Cette doctrine du corpus mixtum est aussi celle de saint Hilaire. Au contraire, saint Pacien — si son texte n’est pas altéré — exclut de l’Église le pécheur impénitent : « Quamdiu peccat et non paenitet, extra Ecclesiam constitutus est. » Mais il est d’accord avec saint Optat sur l’unité et la catholicité de l’Église : « Ergo Ecclesia plenum est corpus et solidum, et toto iam orbe diffusum » — « Christianus mihi nomen est, catholicus vero cognomen ». La catholicité d’ailleurs implique l’unité, unité que Jésus-Christ a établie en donnant d’abord à Pierre seul le pouvoir des clefs : « ad unum, ideo ut unitatem fundaret ex uno. ».
Le ive siècle cependant avait vu les empereurs devenir chrétiens, quelques-uns hérétiques, et l’Église avait senti plus d’une fois menacée par eux l’indépendance de sa parole et de son ministère. Les premiers dans l’ordre civil et militaire, ces nouveaux chrétiens le voulaient être aussi — comme les empereurs à qui ils succédaient — dans l’ordre religieux. Par la voix des Hosius, des Hilaire, des Martin et des Ambroise, l’Église latine repoussa cette prétention. D’Hosius saint Athanase a conservé la noble protestation contre Constance : « Ne te mêle pas des choses ecclésiastiques ; et ne nous commande rien en ces matières : c’est à toi qu’il convient d’en être instruit par notre bouche. Dieu t’a donné l’empire : à nous il a confié ce qui regarde l’Église. Et de même que celui qui usurperait ton pouvoir irait contre l’ordre de Dieu, redoute aussi, en t’immisçant dans le gouvernement de l’Église, de te rendre coupable d’un grand crime : Rendez, est-il écrit, à César ce qui est à César, et à Dieu ce qui est à Dieua. » Hilaire et saint Martin protestèrent, l’un contre le même Constance, l’autre — on l’a déjà dit — contre l’usurpateur Maxime ; et quant à saint Ambroise, on sait avec quelle fierté il revendiqua et maintint vis-à-vis de Théodose et de ses successeurs l’indépendance et les droits des évêques en matière ecclésiastique : « Quando audisti, clementissime imperator, in causa fidei laicos de episcopo iudicare ? »

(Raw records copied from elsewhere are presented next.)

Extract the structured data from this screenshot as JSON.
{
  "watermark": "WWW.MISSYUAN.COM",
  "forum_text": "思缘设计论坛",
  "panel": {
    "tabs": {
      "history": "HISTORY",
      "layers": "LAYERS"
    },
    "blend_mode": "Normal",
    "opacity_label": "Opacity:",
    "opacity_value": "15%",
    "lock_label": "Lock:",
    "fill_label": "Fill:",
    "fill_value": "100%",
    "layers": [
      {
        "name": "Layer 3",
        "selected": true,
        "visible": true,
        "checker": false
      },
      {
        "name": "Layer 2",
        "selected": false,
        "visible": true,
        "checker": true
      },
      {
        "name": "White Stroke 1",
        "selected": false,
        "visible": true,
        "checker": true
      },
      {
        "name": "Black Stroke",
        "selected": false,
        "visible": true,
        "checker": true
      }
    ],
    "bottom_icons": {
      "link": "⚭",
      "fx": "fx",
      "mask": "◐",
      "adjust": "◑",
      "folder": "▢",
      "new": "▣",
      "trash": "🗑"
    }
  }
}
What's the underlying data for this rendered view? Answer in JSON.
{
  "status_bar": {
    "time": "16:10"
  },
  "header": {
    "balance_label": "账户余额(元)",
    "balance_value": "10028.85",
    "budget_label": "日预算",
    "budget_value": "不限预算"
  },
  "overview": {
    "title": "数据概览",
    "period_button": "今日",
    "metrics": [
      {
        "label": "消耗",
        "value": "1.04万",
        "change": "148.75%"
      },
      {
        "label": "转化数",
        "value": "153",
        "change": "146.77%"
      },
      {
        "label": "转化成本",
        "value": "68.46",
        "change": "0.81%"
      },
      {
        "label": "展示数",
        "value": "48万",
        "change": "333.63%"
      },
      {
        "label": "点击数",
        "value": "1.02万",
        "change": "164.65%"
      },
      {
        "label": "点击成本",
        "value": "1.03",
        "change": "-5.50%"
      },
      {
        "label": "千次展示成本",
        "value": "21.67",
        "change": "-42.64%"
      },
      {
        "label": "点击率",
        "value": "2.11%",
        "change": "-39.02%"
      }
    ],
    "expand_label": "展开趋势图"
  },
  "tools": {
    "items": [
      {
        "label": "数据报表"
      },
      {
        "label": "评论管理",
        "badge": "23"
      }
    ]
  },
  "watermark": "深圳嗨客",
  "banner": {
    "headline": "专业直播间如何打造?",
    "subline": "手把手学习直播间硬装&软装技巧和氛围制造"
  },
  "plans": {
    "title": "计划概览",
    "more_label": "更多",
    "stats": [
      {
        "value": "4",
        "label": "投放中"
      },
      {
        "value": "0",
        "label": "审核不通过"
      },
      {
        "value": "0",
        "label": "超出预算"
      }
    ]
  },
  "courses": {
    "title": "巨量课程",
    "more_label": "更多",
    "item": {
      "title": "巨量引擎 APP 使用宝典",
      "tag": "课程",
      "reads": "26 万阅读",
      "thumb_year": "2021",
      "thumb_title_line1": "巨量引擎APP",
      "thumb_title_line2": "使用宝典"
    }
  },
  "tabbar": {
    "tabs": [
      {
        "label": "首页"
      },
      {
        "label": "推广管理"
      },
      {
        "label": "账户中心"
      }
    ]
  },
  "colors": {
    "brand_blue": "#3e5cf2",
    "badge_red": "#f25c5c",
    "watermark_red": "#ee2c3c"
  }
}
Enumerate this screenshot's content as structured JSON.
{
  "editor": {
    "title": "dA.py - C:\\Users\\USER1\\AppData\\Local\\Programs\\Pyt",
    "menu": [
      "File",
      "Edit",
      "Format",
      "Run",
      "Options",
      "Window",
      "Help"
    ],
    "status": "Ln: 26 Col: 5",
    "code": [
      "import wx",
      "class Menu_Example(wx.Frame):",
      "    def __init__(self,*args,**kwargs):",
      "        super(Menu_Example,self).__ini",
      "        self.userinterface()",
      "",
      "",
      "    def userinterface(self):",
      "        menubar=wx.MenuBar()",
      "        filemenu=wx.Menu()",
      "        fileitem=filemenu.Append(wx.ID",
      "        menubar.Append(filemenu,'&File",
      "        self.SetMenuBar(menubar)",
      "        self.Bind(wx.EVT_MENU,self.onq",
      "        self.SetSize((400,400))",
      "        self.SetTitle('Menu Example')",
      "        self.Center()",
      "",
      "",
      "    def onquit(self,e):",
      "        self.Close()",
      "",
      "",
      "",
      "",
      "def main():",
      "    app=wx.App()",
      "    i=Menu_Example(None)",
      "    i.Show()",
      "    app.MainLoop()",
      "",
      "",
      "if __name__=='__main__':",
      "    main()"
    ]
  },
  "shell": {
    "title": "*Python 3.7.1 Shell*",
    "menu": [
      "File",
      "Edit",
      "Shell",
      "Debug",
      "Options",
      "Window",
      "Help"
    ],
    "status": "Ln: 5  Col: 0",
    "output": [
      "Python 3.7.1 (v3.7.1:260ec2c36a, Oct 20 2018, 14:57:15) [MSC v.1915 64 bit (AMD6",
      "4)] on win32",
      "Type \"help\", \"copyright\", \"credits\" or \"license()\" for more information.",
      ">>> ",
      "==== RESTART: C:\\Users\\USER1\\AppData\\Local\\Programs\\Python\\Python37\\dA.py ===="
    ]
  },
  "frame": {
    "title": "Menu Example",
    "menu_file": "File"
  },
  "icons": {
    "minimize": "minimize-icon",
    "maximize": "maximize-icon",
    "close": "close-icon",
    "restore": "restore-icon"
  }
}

a – Athanase, Historia arianorum ad monachos, 44.
L’Église est donc, comme telle, indépendante des pouvoirs laïques ; mais elle-même a-t-elle un chef visible, un évêque plus élevé qui la gouverne. On a vu que les Grecs, à l’époque où nous sommes, reconnaissaient au siège de Rome une primauté, une autorité plus haute à laquelle quelques-uns de leurs évêques eurent recours. Si les Grecs eurent cette opinion, on peut sans témérité augurer que les Latins abondèrent dans le même sens. On a lu plus haut les textes d’Optat et de Pacien sur les privilèges de saint Pierre. Presque tous nos autres auteurs, saint Hilaire, Victorin, saint Ambroise, l’Ambrosiaster, saint Jérôme parlent de même : Pierre est le fondement de l’Église, préposé à son gouvernement, le prince des apôtres, celui qui a reçu une autorité exceptionnelle, la primauté, qui a été établi chef pour couper court à toute tentative de schisme. « Ubi ergo Petrus, conclura saint Ambroise, ibi Ecclesia ; ubi Ecclesia, ibi nulla mors, sed vita aeterna ». Et saint Jérôme : « Si quis cathedrae Petri iungitur, meus est. »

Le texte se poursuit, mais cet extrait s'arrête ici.